Desde entonces las esperas fueron de corto vuelo, esperar un ascenso en el trabajo, el que cuando se producía dejaba de interesarle y la ponía a la espera de otro trabajo, y otro más... Esperaba que una película llegara a los cines, pero la miraba pensando en la función de teatro que iba a ver la semana siguiente, mientras estaría esperando el fin de semana largo para pasar unos días en el campo.

Esperó pacientemente su jubilación, las ofertas de cambio de cada temporada, que de una vez por todas llegara el frío, que por fin llegara el calor y ahora, como cuando era niña, estaba en una verdadera espera, inmensa, compartida por todos. Desde hacía más de un año, la pandemia había puesto todo en suspenso, nada para hacer, la espera perfecta.

Esperar para volver al cine, salir a comer tostados en Pellegrini, viajar a Luján. También esperaba la vacuna. Una tarde de abril llegó el mensaje con día, hora y lugar de vacunación. Sólo debía esperar tres días con sus tres noches. La mañana del turno se despertó antes de tiempo y tuvo que esperar mirando el techo hasta que sonara el despertador, una chicharra, un poco afónica, casi ridícula, que se obligaba a escuchar todas las mañanas de su vida, antes de levantarse.

Llegó una hora antes al galpón donde vacunaban, esperó su turno sentada en una silla de plástico mirando el río, siempre esperaba que pasara algún barco, pero no pasó. Cuando le pusieron la vacuna, salió, volvió a mirar el río y se preguntó qué más podía esperar, ¿que todo volviera a la normalidad? ¿que la gente fuera más buena? ¿morirse sin sufrir?

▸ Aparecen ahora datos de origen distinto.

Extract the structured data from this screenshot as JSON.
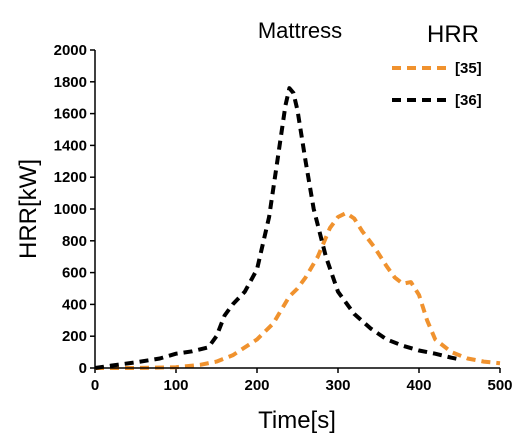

Cruzó a un bar y tomó un café. En la esquina, yendo hacia la parada, se dio cuenta de que no quería esperar el colectivo, y empezó a caminar. Qué raro, pensó. Caminó unas cuantas cuadras, sin apuro. Se sentó en un banco de la plaza que estaba enfrente de la catedral y miró a las hormigas. Pensó que seguramente las hormigas no saben del pasado y del futuro, ni de las esperas. "¿Cómo será tener en la cabeza sólo el presente?", se preguntó.

Mientras miraba a las hormigas, a la plaza fueron llegando mujeres de distintos tipos, jóvenes, con hijos, con pelos teñidos de colores, con carteles y ropa pintada. Algunas tenían redoblantes, todas cantaban. Ella sabía de las marchas pidiendo por justicia, para que no las maten, para tener derechos. Siempre pensaba que en algún momento todo eso iba a ser posible, que solo era cuestión de esperar.

Una chica con botas y un vestido verde, le dio un volante: “Somos el grito de las que ya no tienen voz”.

-Vamos hasta el Monumento, ¿no quiere venir con nosotras?

-¿Ahora? -preguntó Marta, mientras un leve temblor le recorría el cuerpo.

-Sí. Ahora. Hay cosas que no pueden esperar.

Marta se levantó y se sacudió la pollera, como un acto de determinación. Tenía razón la chica del vestido verde, hay cosas que no pueden esperar, pensó, mientras intentaba recorrer su historia en cámara rápida, repasando caras, gestos, acciones, algo que le ayudara a entender por qué siempre vivió esperando. No iba a esperar hasta encontrar el motivo, otra vez no.

-Si querés, te ayudo con los volantes -le dijo.

Caminaron hasta el Monumento, vio que eran muchas, cada vez más. Volvió a mirar el río, pero esta vez, no quiso esperar que pasara un barco que la llevara lejos. Giró, y se metió en ese otro río, un torrente de mujeres que le enseñaban que el momento es aquí y ahora, que ya no hay prórroga posible.